What's more, the lust for revenge often sets off a chain of escalating retaliations. Consider the history of Bosnia or Israel. People on both sides in those endless conflicts are certain that they are serving the cause of justice, even as they self-destruct. Ghandi was right: "If we all live by an eye for an eye, soon the whole world will be blind."

Let's say that we don't go so far as to seek revenge, but still refuse to forgive the people who have harmed us. What then? Well, you know what happens. Unforgiveness is like a poison eating away inside a person. It saps your energy and steals your joy. Think of Morrieaux, plagued by nightmares for thirty years ~ and probably even after the Engels were dead. What did the refusal to forgive do to his chances for happiness? We need to ask: was that fair?

The thought dawns: what if forgiveness isn't primarily for the sake of the person who commits an injury? Granted, forgiveness might release that person to die in peace, or to begin life again, and do things differently than they did before. But they may also be unavailable, or unrepentant. So set aside the well-being of the injurer, for the moment. What about the one who has been injured?

Think for a moment of a time when you have been betrayed. Doesn't the memory revive the old pain, make it hurt again? Suppose you never forgive, you feel the pain each time your memory lights on the person who did you wrong. In that case you are being controlled by the pain of your past. It is impairing your ability to love and trust and be at peace in the present. Who is being hurt now, by your lack of forgiveness? What could be more unfair to you than the wretched justice of not forgiving?
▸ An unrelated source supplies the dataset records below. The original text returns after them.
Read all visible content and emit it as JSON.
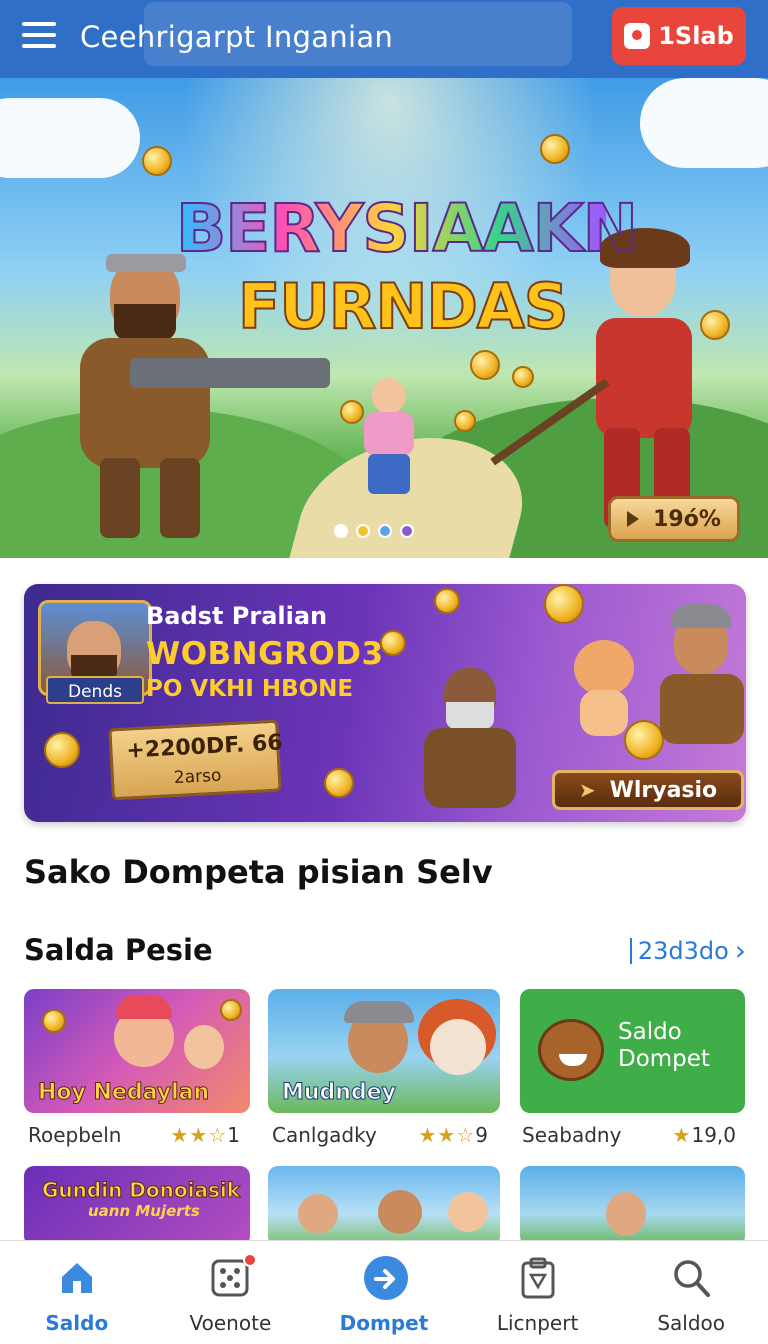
{
  "header": {
    "title": "Ceehrigarpt Inganian",
    "login_label": "1Slab"
  },
  "hero": {
    "title_line1": "BERYSIAAKN",
    "title_line2": "FURNDAS",
    "badge": "19ó%",
    "dots": [
      "#ffffff",
      "#f4c430",
      "#5ba0e8",
      "#8a5cc9"
    ]
  },
  "promo": {
    "avatar_label": "Dends",
    "line1": "Badst Pralian",
    "line2": "WOBNGROD3",
    "line3": "PO VKHI HBONE",
    "plaque_value": "+2200DF. 66",
    "plaque_sub": "2arso",
    "cta": "Wlryasio"
  },
  "section_title": "Sako Dompeta pisian Selv",
  "games_section": {
    "title": "Salda Pesie",
    "see_all": "23d3do"
  },
  "games": [
    {
      "caption": "Hoy Nedaylan",
      "name": "Roepbeln",
      "stars": "★★☆",
      "rating": "1"
    },
    {
      "caption": "Mudndey",
      "name": "Canlgadky",
      "stars": "★★☆",
      "rating": "9"
    },
    {
      "caption": "Saldo Dompet",
      "name": "Seabadny",
      "stars": "★",
      "rating": "19,0"
    }
  ],
  "games_row2": [
    {
      "caption": "Gundin Donoiasik",
      "subcaption": "uann Mujerts"
    }
  ],
  "bottom_nav": [
    {
      "label": "Saldo",
      "icon": "home-icon",
      "active": true
    },
    {
      "label": "Voenote",
      "icon": "dice-icon"
    },
    {
      "label": "Dompet",
      "icon": "arrow-circle-icon"
    },
    {
      "label": "Licnpert",
      "icon": "clipboard-icon"
    },
    {
      "label": "Saldoo",
      "icon": "search-icon"
    }
  ],
  "colors": {
    "header_bg": "#2f6fc8",
    "login_bg": "#e8453c",
    "accent_blue": "#2a7ad9",
    "green_card": "#3fae48"
  }
}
Forgiveness is something we must do, not for the sake of those who have hurt us, but for the sake of our own healing.

One more story from the holocaust. It comes from Corrie Ten Boom, who was liberated from a concentration camp a few days after the Allies conquered Germany. Corrie took up the arduous process of forgiveness, and eventually felt that she had discovered the only power that could heal the people of Europe. So she went around preaching about forgiveness, in Holland, France and in Germany too. One Sunday she preached in Munich, to a crowd of people who were eager to be forgiven.

After the service was over, a man walked up to Corrie and extended his hand. "Ja, Fraulein Ten Boom," he said, "I am so glad that Jesus forgives us all our sin, just as you say." Corrie recognized the man. He was one of the guards who had looked on, contemptuous and leering, when the women in her camp were forced to take showers. Corrie remembered. And as the man reached out his hand, expecting her to take it, her own hand froze at her side.
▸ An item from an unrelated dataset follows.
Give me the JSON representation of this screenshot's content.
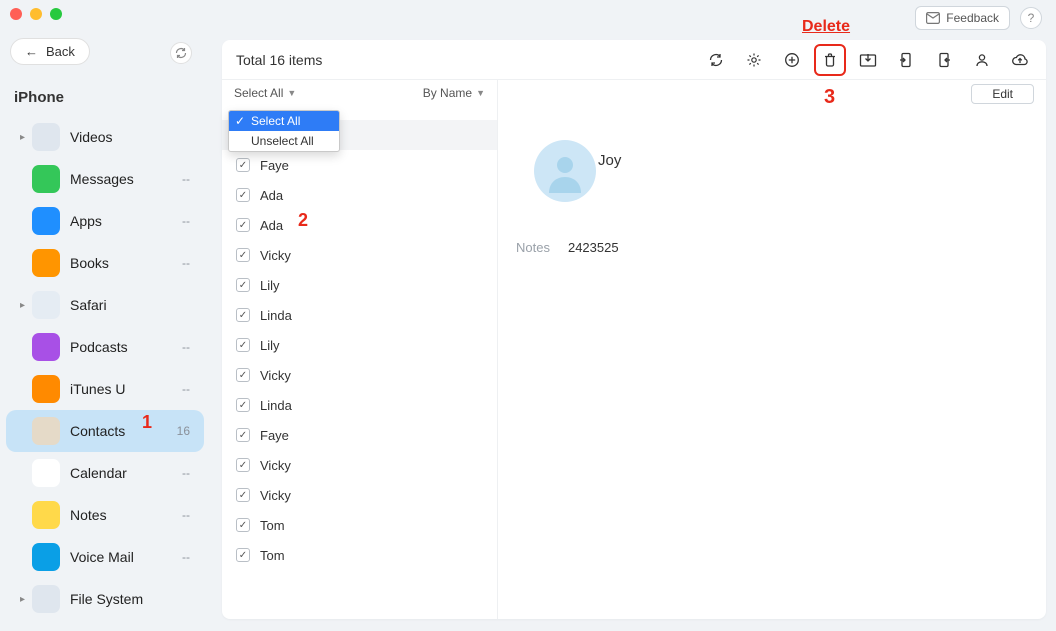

Corrie was stunned by her own response. What could she do, she who had thought that she had overcome the hurt and hate inside her, she who had preached forgiveness to others. What could she do now that she was confronted by a person she could not forgive?

She prayed: "Jesus, I can't forgive this man. Forgive me." At once, in a wonderful way that she was not prepared for, she felt forgiven. Forgiven for not forgiving. At that moment, her hand went up, took the hand of her enemy, and released him. In her heart she freed him from his terrible past. And she freed herself from hers.

Why does Jesus command us to forgive the people who hurt us, seventy times seven? Because forgiveness is something even better than fairness. It is the way we are set free. Amen.